Mateusz Szczurek, the 38-year-old chief economist for central Europe with Dutch bank ING in Warsaw, replaces Jacek Rostowski, who was finance minister for six years but had quarreled with Tusk in the past few months.
Szczurek, part of a generation of Poles who came of age after the fall of Communism, has no background in domestic politics and his appointment may shift the centre of gravity for financial policy-making in eastern Europe's biggest economy towards the prime minister's office.
"The finance ministry will be weak and just carry out policy measures dictated by the prime minister's office, and more specifically, the prime minister's chief adviser Jan Krzysztof Bielecki," said one leading Polish economist, who spoke on condition of anonymity.
Poland's economy is growing faster than its neighbors in the euro zone but is still close to its weakest in more than a decade. With the government's popularity sliding, Tusk is under political pressure to boost growth before a 2015 parliamentary election.

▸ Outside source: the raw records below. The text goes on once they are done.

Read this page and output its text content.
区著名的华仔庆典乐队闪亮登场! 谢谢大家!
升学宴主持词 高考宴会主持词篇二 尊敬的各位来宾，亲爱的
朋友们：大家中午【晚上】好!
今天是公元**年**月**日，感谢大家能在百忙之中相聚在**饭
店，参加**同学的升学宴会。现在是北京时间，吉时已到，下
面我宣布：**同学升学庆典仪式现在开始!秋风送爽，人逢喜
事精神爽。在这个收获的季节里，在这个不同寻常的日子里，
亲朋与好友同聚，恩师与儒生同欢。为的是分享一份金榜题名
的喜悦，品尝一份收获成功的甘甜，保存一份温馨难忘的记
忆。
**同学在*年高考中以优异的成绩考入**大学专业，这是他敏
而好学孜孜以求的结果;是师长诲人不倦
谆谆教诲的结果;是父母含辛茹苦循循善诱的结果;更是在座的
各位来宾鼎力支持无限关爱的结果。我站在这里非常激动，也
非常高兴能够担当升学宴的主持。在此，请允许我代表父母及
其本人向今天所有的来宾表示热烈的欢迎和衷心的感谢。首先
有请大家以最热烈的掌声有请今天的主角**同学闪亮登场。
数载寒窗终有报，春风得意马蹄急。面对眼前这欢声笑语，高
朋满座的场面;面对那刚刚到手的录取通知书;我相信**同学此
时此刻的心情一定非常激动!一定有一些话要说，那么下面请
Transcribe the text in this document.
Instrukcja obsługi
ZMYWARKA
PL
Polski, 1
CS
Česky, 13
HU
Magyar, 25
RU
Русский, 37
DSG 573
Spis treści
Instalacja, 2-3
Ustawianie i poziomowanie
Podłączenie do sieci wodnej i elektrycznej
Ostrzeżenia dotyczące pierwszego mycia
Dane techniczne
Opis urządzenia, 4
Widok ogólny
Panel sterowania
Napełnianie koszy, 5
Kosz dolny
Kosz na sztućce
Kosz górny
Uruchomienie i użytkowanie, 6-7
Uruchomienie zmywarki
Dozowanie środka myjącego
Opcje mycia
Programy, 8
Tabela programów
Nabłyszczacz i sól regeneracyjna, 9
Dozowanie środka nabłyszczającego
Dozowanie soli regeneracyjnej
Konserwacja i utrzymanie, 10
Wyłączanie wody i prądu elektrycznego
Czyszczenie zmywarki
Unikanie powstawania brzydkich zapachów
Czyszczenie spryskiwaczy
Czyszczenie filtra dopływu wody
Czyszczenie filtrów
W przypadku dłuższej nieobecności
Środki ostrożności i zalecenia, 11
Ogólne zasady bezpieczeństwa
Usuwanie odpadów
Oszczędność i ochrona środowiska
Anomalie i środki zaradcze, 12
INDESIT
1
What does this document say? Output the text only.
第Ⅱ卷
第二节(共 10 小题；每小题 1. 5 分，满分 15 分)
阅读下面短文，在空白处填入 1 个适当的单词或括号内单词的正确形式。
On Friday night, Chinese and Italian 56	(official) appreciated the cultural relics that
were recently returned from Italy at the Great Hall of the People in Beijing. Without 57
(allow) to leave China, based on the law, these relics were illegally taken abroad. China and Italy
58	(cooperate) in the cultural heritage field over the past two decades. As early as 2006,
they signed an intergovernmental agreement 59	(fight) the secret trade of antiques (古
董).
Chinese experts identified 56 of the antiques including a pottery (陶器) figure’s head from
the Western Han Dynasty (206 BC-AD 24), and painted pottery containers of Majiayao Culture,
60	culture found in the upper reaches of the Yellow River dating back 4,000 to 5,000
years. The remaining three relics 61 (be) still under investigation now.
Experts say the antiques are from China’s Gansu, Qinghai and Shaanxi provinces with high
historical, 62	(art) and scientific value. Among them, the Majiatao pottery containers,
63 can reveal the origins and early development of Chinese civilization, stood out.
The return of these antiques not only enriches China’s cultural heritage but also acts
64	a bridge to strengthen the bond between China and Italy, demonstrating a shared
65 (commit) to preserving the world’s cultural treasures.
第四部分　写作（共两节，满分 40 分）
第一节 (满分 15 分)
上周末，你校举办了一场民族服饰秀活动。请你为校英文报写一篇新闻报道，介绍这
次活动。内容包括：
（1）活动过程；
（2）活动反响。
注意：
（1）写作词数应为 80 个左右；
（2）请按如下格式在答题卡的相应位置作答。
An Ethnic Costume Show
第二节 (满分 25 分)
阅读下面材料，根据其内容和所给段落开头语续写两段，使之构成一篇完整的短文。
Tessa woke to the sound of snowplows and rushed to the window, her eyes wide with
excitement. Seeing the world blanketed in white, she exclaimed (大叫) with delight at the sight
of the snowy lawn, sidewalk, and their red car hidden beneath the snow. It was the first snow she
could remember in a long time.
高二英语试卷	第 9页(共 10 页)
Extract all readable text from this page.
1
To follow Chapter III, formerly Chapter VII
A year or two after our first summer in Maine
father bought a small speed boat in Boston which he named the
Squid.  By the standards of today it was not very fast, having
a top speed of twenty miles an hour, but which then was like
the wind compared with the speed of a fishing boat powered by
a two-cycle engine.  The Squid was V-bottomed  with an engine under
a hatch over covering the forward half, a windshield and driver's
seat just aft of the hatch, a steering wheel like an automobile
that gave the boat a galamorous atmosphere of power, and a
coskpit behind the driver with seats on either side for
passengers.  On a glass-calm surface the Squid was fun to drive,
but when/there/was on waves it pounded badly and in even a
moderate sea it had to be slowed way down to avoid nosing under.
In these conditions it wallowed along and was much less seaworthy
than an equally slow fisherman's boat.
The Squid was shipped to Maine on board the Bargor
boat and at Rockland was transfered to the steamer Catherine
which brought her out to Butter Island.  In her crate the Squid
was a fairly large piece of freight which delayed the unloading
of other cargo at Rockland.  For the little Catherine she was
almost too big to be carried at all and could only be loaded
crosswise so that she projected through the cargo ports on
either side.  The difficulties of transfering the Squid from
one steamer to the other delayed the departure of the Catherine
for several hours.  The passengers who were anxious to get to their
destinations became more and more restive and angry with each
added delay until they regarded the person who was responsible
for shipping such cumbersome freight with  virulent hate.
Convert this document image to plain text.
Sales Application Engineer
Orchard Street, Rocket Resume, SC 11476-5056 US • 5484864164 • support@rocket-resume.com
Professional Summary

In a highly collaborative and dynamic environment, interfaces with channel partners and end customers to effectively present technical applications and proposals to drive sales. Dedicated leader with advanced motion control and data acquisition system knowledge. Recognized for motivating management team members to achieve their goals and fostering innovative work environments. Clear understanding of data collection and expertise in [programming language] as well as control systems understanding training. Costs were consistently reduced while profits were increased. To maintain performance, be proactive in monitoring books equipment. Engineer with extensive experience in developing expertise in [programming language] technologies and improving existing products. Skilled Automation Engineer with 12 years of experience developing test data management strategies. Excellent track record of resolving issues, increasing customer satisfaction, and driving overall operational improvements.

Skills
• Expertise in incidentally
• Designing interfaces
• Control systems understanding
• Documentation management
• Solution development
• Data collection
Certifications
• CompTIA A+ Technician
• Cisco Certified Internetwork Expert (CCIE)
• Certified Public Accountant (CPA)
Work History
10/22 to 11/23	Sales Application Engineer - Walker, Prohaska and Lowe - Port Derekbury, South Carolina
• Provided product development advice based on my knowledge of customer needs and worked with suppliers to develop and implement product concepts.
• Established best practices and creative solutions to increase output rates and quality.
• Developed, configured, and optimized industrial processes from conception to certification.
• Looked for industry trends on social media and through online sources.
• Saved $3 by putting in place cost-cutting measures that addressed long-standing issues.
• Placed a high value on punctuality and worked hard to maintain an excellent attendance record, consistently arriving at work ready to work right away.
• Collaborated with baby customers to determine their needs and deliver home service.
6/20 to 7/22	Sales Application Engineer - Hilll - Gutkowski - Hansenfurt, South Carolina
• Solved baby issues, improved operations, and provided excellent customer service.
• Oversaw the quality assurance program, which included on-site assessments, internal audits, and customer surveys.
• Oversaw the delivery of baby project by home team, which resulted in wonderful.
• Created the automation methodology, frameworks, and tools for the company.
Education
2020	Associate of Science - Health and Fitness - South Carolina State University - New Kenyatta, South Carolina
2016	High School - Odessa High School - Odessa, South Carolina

Former colleagues of the new minister told Reuters he is a talented economist whose commercial background will help reassure markets. The zloty currency weakened slightly on news of the appointment, then recouped its losses.
People who know him say that, like his predecessor, he is cautious on the speed of Poland's accession to the euro, and will not try to unravel Rostowski's main policies.
His style, however, will be very different to Rostowski. A dominant figure in Polish public life, the last minister was fond of haranguing ministers from other European states, and of handing withering put-downs to members of parliament who challenged him.
Reuters had reported exclusively in August that Tusk was preparing to replace Rostowski within months.
Tusk also named new ministers for the environment, sports, science and higher education and administration. Regional development minister Elzbieta Bienkowska was made deputy prime minister.
"For the next leap in our development, we need new energy," Tusk told a news conference at which he announced the changes.
Rostowski, a former academic who was born in London to a family of Polish émigrés, was the public face of Poland's "economic miracle" - it was the only European Union state not to go into recession after the 2008 global financial crisis.
But his days looked numbered after he failed to predict a sharp economic slowdown at the end of last year. The economy has revived somewhat, but the 2013 budget he drafted assumed tax revenues that turned out to be wildly optimistic. That had to be revised, shaking Tusk's confidence in his minister.
Economists close to the government say there is now a pressing need for structural changes.
Poland's government still spends more than it earns in revenue. Rostowski masked that by changing the way public debt is calculated, and by finding short-term fixes, including a plan to transfer assets from private pension funds onto the state's balance sheet.
"Rostowski is an excellent tactician," said Dariusz Filar, a member of Tusk's Economic Council, an advisory body. "At the same time he ... fails to think strategically."
Economists say stop-gap solutions such as the pension transfer will buy Poland breathing space of two to three years, but after that the government will have to reform spending, including over-generous welfare for some sections of society.
However, it was not clear if the new minister would have the political heft to push through those changes, especially if they risk angering voters and weakening Tusk's authority over his increasingly fractious party.